Mira had left the bathroom door open at least six inches. She had started the shower and was now standing, poised and naked, in front of the open door, tying her hair back. She called out to him.
“Will, sometimes it’s so nice just to wash the worries of the day off your body.”
He had caught only one inadvertent look. Now he was quickly walking out of the kitchen and away from line of sight into the bathroom. Shame and anger were pulsing through him.
How could he have gotten himself into this dangerous position with Mira? At first, standing in the living room, he tried to dismiss the incident as simply a cultural difference.
That’s ridiculous, he concluded. Some things are universal—like sex. I’ve got to get out of here now.
As he started toward the door, on the table by the front door he noticed Mira’s purse, which she had left there upon entering the apartment. There was a colored plane-ticket envelope inside. Something told him to pull it out. He did.
Will stared at the ticket inside.
That was when he realized the full extent of the betrayal.

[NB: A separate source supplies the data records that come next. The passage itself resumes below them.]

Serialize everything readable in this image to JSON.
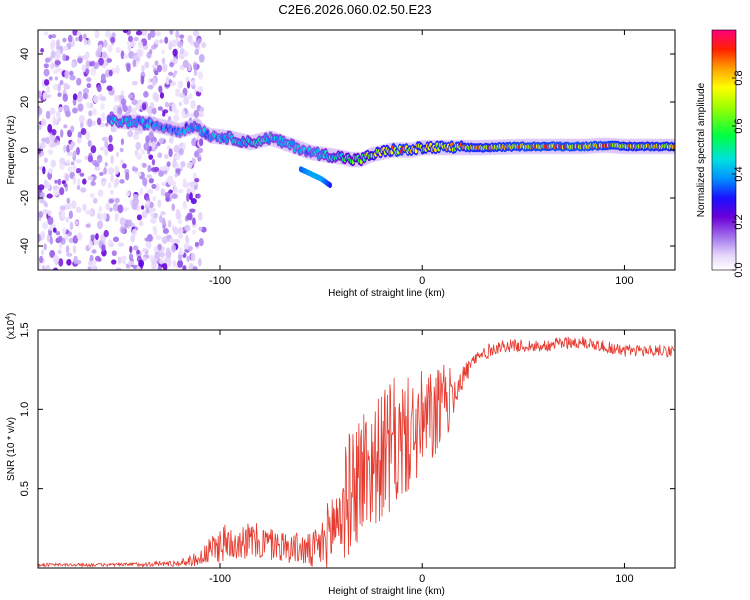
{
  "title": "C2E6.2026.060.02.50.E23",
  "chart_data": [
    {
      "type": "heatmap",
      "name": "spectrogram",
      "xlabel": "Height of straight line (km)",
      "ylabel": "Frequency (Hz)",
      "xlim": [
        -190,
        125
      ],
      "ylim": [
        -50,
        50
      ],
      "x_ticks": [
        -100,
        0,
        100
      ],
      "y_ticks": [
        -40,
        -20,
        0,
        20,
        40
      ],
      "colorbar": {
        "label": "Normalized spectral amplitude",
        "range": [
          0,
          1
        ],
        "ticks": [
          "0.0",
          "0.2",
          "0.4",
          "0.6",
          "0.8"
        ],
        "tick_values": [
          0.0,
          0.2,
          0.4,
          0.6,
          0.8
        ]
      },
      "ridge": {
        "x": [
          -150,
          -135,
          -120,
          -112,
          -105,
          -95,
          -85,
          -75,
          -65,
          -55,
          -48,
          -40,
          -35,
          -30,
          -25,
          -20,
          -15,
          -10,
          -5,
          0,
          10,
          20,
          30,
          40,
          50,
          60,
          70,
          80,
          90,
          100,
          110,
          125
        ],
        "freq": [
          12,
          11,
          8,
          10,
          6,
          5,
          3,
          5,
          2,
          -1,
          -2,
          -3,
          -4,
          -4,
          -2,
          -1,
          0,
          0,
          0,
          1,
          1,
          1,
          1,
          1.2,
          1.5,
          1.5,
          1.5,
          1.5,
          2,
          1.5,
          1.5,
          1.5
        ],
        "amp": [
          0.5,
          0.45,
          0.4,
          0.5,
          0.45,
          0.5,
          0.55,
          0.5,
          0.5,
          0.45,
          0.55,
          0.6,
          0.65,
          0.7,
          0.75,
          0.8,
          0.9,
          0.95,
          0.9,
          0.85,
          0.9,
          0.9,
          0.9,
          0.92,
          0.95,
          0.95,
          0.97,
          0.97,
          0.95,
          0.9,
          0.9,
          0.9
        ]
      },
      "secondary_ridge": {
        "x": [
          -60,
          -55,
          -50,
          -45
        ],
        "freq": [
          -8,
          -10,
          -12,
          -15
        ],
        "amp": [
          0.35,
          0.4,
          0.4,
          0.3
        ]
      }
    },
    {
      "type": "line",
      "name": "snr",
      "xlabel": "Height of straight line (km)",
      "ylabel": "SNR (10 * v/v)",
      "scale_label": "(x10",
      "scale_exp": "4",
      "scale_close": ")",
      "xlim": [
        -190,
        125
      ],
      "ylim": [
        0,
        1.5
      ],
      "x_ticks": [
        -100,
        0,
        100
      ],
      "y_ticks": [
        0.5,
        1.0,
        1.5
      ],
      "y_tick_labels": [
        "0.5",
        "1.0",
        "1.5"
      ],
      "color": "#e53a2f",
      "envelope": {
        "x": [
          -190,
          -150,
          -120,
          -110,
          -100,
          -90,
          -80,
          -70,
          -60,
          -55,
          -50,
          -40,
          -35,
          -30,
          -25,
          -20,
          -15,
          -10,
          -5,
          0,
          5,
          10,
          15,
          20,
          25,
          30,
          35,
          40,
          50,
          60,
          70,
          80,
          90,
          95,
          100,
          110,
          125
        ],
        "mean": [
          0.02,
          0.02,
          0.03,
          0.06,
          0.15,
          0.18,
          0.16,
          0.14,
          0.12,
          0.1,
          0.14,
          0.35,
          0.5,
          0.6,
          0.65,
          0.7,
          0.75,
          0.8,
          0.85,
          0.9,
          0.95,
          1.0,
          1.1,
          1.2,
          1.3,
          1.35,
          1.38,
          1.4,
          1.4,
          1.4,
          1.42,
          1.42,
          1.4,
          1.38,
          1.37,
          1.37,
          1.37
        ],
        "noise": [
          0.01,
          0.01,
          0.02,
          0.05,
          0.12,
          0.12,
          0.12,
          0.1,
          0.1,
          0.12,
          0.15,
          0.35,
          0.4,
          0.45,
          0.4,
          0.4,
          0.45,
          0.4,
          0.35,
          0.35,
          0.3,
          0.3,
          0.15,
          0.08,
          0.06,
          0.05,
          0.04,
          0.04,
          0.04,
          0.04,
          0.04,
          0.04,
          0.04,
          0.04,
          0.04,
          0.04,
          0.04
        ]
      }
    }
  ]
}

And he would still be trying to come to grips with it when, down on the street, he hailed a cab, ducked in, and gave the cabbie the directions to his hotel.
62
A SMALL ARMY OF LAWYERS HAD ASSEMBLED in the main courtroom of the Orient House building, where Gilead’s trial was progressing. The legal contingent was gathered at the prosecution table, and they had come to object, in the loudest and most persuasive fashion possible, to Will Chambers’ controversial tactic.
And, mor
e to the point, they had come to protect their internationally celebrated client.
The three judges were seated, as were Will, Nigel, and Gilead. Mira Ashwan scurried in slightly late, apologized to the judges, and threw Will a confused, distressed look as she sat down.

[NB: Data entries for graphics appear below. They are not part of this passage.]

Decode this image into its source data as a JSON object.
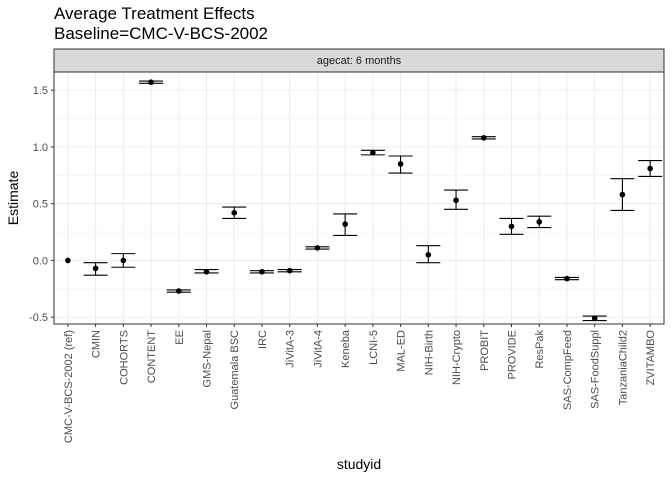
{
  "chart_data": {
    "type": "scatter",
    "title": "Average Treatment Effects",
    "subtitle": "Baseline=CMC-V-BCS-2002",
    "facet_label": "agecat: 6 months",
    "xlabel": "studyid",
    "ylabel": "Estimate",
    "ylim": [
      -0.56,
      1.66
    ],
    "yticks": [
      -0.5,
      0.0,
      0.5,
      1.0,
      1.5
    ],
    "ytick_labels": [
      "-0.5",
      "0.0",
      "0.5",
      "1.0",
      "1.5"
    ],
    "grid": true,
    "categories": [
      "CMC-V-BCS-2002 (ref)",
      "CMIN",
      "COHORTS",
      "CONTENT",
      "EE",
      "GMS-Nepal",
      "Guatemala BSC",
      "IRC",
      "JiVitA-3",
      "JiVitA-4",
      "Keneba",
      "LCNI-5",
      "MAL-ED",
      "NIH-Birth",
      "NIH-Crypto",
      "PROBIT",
      "PROVIDE",
      "ResPak",
      "SAS-CompFeed",
      "SAS-FoodSuppl",
      "TanzaniaChild2",
      "ZVITAMBO"
    ],
    "estimates": [
      0.0,
      -0.07,
      0.0,
      1.57,
      -0.27,
      -0.1,
      0.42,
      -0.1,
      -0.09,
      0.11,
      0.32,
      0.95,
      0.85,
      0.05,
      0.53,
      1.08,
      0.3,
      0.34,
      -0.16,
      -0.51,
      0.58,
      0.81
    ],
    "ci_lower": [
      null,
      -0.13,
      -0.06,
      1.56,
      -0.28,
      -0.11,
      0.37,
      -0.11,
      -0.1,
      0.1,
      0.22,
      0.93,
      0.77,
      -0.02,
      0.45,
      1.07,
      0.23,
      0.29,
      -0.17,
      -0.53,
      0.44,
      0.74
    ],
    "ci_upper": [
      null,
      -0.02,
      0.06,
      1.58,
      -0.26,
      -0.08,
      0.47,
      -0.09,
      -0.08,
      0.12,
      0.41,
      0.97,
      0.92,
      0.13,
      0.62,
      1.09,
      0.37,
      0.39,
      -0.15,
      -0.49,
      0.72,
      0.88
    ],
    "colors": {
      "panel_border": "#333333",
      "grid_major": "#ebebeb",
      "grid_minor": "#f5f5f5",
      "strip_fill": "#d9d9d9",
      "points": "#000000"
    }
  }
}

A well-dressed Palestinian lawyer rose and introduced himself as local counsel for a New York law firm specializing in international law, which had been retained by a prominent client who had been served with a subpoena by Will Chambers. The subpoena had commanded that client to appear and give testimony at Gilead Amahn’s trial. The Palestinian lawyer then yielded to one of the four lawyers from the New York firm.
The one with a little gray in his sideburns and the custom-tailored Italian suit strode confidently to the podium and introduced himself. He jumped right into the event that had sparked the court hearing that day.

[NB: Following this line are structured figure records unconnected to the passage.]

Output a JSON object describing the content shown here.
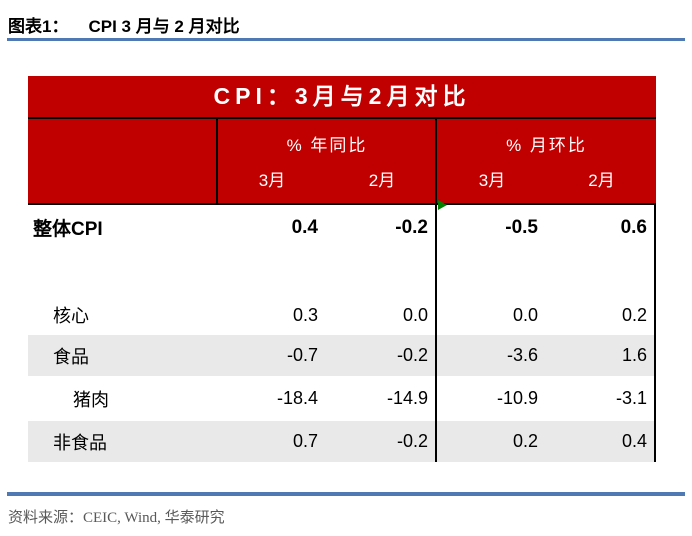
{
  "figure": {
    "label": "图表1：",
    "title": "CPI 3 月与 2 月对比"
  },
  "table": {
    "banner": "CPI：3月与2月对比",
    "col_groups": [
      {
        "label": "% 年同比",
        "months": [
          "3月",
          "2月"
        ]
      },
      {
        "label": "% 月环比",
        "months": [
          "3月",
          "2月"
        ]
      }
    ],
    "rows": [
      {
        "label": "整体CPI",
        "values": [
          "0.4",
          "-0.2",
          "-0.5",
          "0.6"
        ]
      },
      {
        "label": "核心",
        "values": [
          "0.3",
          "0.0",
          "0.0",
          "0.2"
        ]
      },
      {
        "label": "食品",
        "values": [
          "-0.7",
          "-0.2",
          "-3.6",
          "1.6"
        ]
      },
      {
        "label": "猪肉",
        "values": [
          "-18.4",
          "-14.9",
          "-10.9",
          "-3.1"
        ]
      },
      {
        "label": "非食品",
        "values": [
          "0.7",
          "-0.2",
          "0.2",
          "0.4"
        ]
      }
    ]
  },
  "footer": {
    "source": "资料来源：CEIC, Wind, 华泰研究"
  },
  "colors": {
    "banner_red": "#C00000",
    "stripe_gray": "#E9E9E9",
    "rule_blue": "#4E79B2",
    "source_text_gray": "#595959",
    "marker_green": "#008000"
  },
  "chart_data": {
    "type": "table",
    "title": "CPI：3月与2月对比",
    "column_groups": [
      "% 年同比",
      "% 月环比"
    ],
    "columns": [
      "年同比 3月",
      "年同比 2月",
      "月环比 3月",
      "月环比 2月"
    ],
    "rows": [
      {
        "label": "整体CPI",
        "values": [
          0.4,
          -0.2,
          -0.5,
          0.6
        ]
      },
      {
        "label": "核心",
        "values": [
          0.3,
          0.0,
          0.0,
          0.2
        ]
      },
      {
        "label": "食品",
        "values": [
          -0.7,
          -0.2,
          -3.6,
          1.6
        ]
      },
      {
        "label": "猪肉",
        "values": [
          -18.4,
          -14.9,
          -10.9,
          -3.1
        ]
      },
      {
        "label": "非食品",
        "values": [
          0.7,
          -0.2,
          0.2,
          0.4
        ]
      }
    ],
    "units": "%"
  }
}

“My client, Foreign Minister Warren Mullburn, was served with a subpoena to appear today in this prosecution against the accused, Hassan Gilead Amahn. Minister Mullburn has been called as a witness by the defense. We object, in the strongest possible terms, to our client—who is, as this tribunal knows, the Foreign Minister of the Republic of Maretas—being forced to take time away from his involvement in delicate and highly critical international negotiations. After all, he is here in Jerusalem to help forge a peace agreement between Israel and the Palestinian Authority, not be dragged into a criminal case. Minister Mullburn is entitled to the protections of diplomatic immunity as well as foreign sovereign immunity. And we demand that this outrageous subpoena be quashed by this tribunal immediately.”
Judge Mustafa asked for a quick recital of how Mullburn had happened to be served.
The New York lawyer proceeded to explain that Mullburn, his chief of staff, and several of his security detail were dining at the American Colony in Jerusalem. “A very large man dressed in a brown express-delivery outfit and carrying a box wrapped as a birthday present entered the restaurant, got past the maître d’ and past one of Mr. Mullburn’s personal security guards. Then he walked right up to the table and said the box was an urgent gift to Mr. Mullburn. One of the security agents at the table reached out, but before the delivery man could be stopped—by the way, he is seated behind the defense table there—he lifted the top off the box and tossed the subpoena at Minister Mullburn.”